Sir

I appreciate the timely appearance of the article and editorial on the support of US agricultural science (Nature 394, 207; 1998& Nature 394, 210; 211; 1998). They should serve to inform the scientific public about how science at the US Department of Agriculture (USDA) is currently funded and the uncertain future of the authorized new monies that would provide additional funding for plant and animal genome research (among other topics). The article also stressed the beleaguered state of the National Research Initiative (NRI), the department's competitive grants arm, where I am chief scientist on leave from the University of Missouri.

I want to emphasize that the NRI does more than support plant science. There are 29 panels, covering all aspects of agricultural research, from economics to genomics. Yes, the plant people have a tough time compared with the typical investigator funded through the US National Institutes of Health (NIH), but, with ingenuity, they can get support from the National Science Foundation or even the Department of Energy. There is still some plant science funded by the NIH, if the work is properly dressed up to be health related.

There are, however, certain areas where the NRI is about the only source of federal funds. Consider, for example, the individual working on an agricultural project to study the interaction between grazing, plants, soils and water, or university scientists studying animal diseases that are not ‘models’ useful in human medicine. There are also broad areas of animal science that are understandably unpalatable to NIH; ruminant nutrition or lactation don't exactly appeal to study sections, and who is going to fund competitive grants for genomics of agriculturally important animal species, if not the NRI?
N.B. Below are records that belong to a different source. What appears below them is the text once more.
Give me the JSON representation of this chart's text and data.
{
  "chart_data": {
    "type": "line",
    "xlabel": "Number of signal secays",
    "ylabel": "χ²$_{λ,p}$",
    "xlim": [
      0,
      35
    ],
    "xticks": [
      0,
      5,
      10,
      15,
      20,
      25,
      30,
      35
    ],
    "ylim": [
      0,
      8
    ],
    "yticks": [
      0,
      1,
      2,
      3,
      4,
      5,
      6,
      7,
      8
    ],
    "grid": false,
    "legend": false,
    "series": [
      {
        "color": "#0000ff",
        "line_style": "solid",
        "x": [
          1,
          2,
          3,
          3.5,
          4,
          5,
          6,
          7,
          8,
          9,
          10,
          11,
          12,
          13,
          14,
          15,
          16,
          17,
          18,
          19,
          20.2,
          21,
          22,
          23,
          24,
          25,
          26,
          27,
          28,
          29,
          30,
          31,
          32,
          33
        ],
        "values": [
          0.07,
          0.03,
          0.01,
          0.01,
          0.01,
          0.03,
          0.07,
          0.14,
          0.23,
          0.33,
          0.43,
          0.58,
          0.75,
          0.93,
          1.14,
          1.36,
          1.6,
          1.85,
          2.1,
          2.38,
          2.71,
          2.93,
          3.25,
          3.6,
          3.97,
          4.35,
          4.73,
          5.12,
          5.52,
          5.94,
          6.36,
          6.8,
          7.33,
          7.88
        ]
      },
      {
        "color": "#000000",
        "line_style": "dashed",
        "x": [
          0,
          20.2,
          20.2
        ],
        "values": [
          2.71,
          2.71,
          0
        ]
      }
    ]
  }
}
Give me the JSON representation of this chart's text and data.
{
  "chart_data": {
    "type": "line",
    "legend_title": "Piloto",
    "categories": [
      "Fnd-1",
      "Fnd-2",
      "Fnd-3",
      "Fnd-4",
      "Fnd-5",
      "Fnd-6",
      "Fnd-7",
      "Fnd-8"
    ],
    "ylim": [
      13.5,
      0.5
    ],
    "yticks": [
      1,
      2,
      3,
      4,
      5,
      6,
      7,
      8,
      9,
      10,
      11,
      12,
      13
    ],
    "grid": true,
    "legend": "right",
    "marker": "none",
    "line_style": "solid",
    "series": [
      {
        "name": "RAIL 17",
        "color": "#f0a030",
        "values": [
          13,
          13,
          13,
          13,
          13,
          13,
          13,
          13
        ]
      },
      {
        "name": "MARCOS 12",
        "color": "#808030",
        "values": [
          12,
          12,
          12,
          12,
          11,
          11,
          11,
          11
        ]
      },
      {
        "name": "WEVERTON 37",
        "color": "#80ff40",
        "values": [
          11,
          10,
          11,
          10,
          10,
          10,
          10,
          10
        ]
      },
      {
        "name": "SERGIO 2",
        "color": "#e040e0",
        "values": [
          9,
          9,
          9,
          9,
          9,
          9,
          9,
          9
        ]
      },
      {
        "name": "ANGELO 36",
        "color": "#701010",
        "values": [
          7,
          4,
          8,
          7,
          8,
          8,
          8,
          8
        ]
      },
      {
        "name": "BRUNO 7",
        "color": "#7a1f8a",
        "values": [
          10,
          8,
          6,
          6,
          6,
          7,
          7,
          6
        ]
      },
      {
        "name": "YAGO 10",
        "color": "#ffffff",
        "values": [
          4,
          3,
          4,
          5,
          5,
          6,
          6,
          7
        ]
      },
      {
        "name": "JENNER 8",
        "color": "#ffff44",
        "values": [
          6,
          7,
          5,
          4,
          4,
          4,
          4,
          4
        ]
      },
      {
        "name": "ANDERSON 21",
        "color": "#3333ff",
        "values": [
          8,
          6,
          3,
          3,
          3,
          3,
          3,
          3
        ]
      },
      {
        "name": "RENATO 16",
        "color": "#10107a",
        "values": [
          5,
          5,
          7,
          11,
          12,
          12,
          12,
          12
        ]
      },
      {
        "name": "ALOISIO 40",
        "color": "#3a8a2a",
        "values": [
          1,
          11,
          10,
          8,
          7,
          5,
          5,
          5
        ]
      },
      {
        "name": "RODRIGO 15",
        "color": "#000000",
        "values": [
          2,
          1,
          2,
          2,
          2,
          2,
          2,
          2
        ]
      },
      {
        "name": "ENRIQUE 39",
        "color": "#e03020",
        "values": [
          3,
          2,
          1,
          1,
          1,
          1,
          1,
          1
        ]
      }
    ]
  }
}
I am on temporary (60%) assignment to the USDA. I can afford to do this only because of the indulgence of my university and because I am well funded by NIH on projects that, in a more logical setting, would be of at least equal interest to agriculture as to human health.

A sorry footnote is that the NRI may lose a further $5 million of its already small appropriation because of an amendment to pay for a fiscal obligation elsewhere in the USDA unrelated to competitive grants.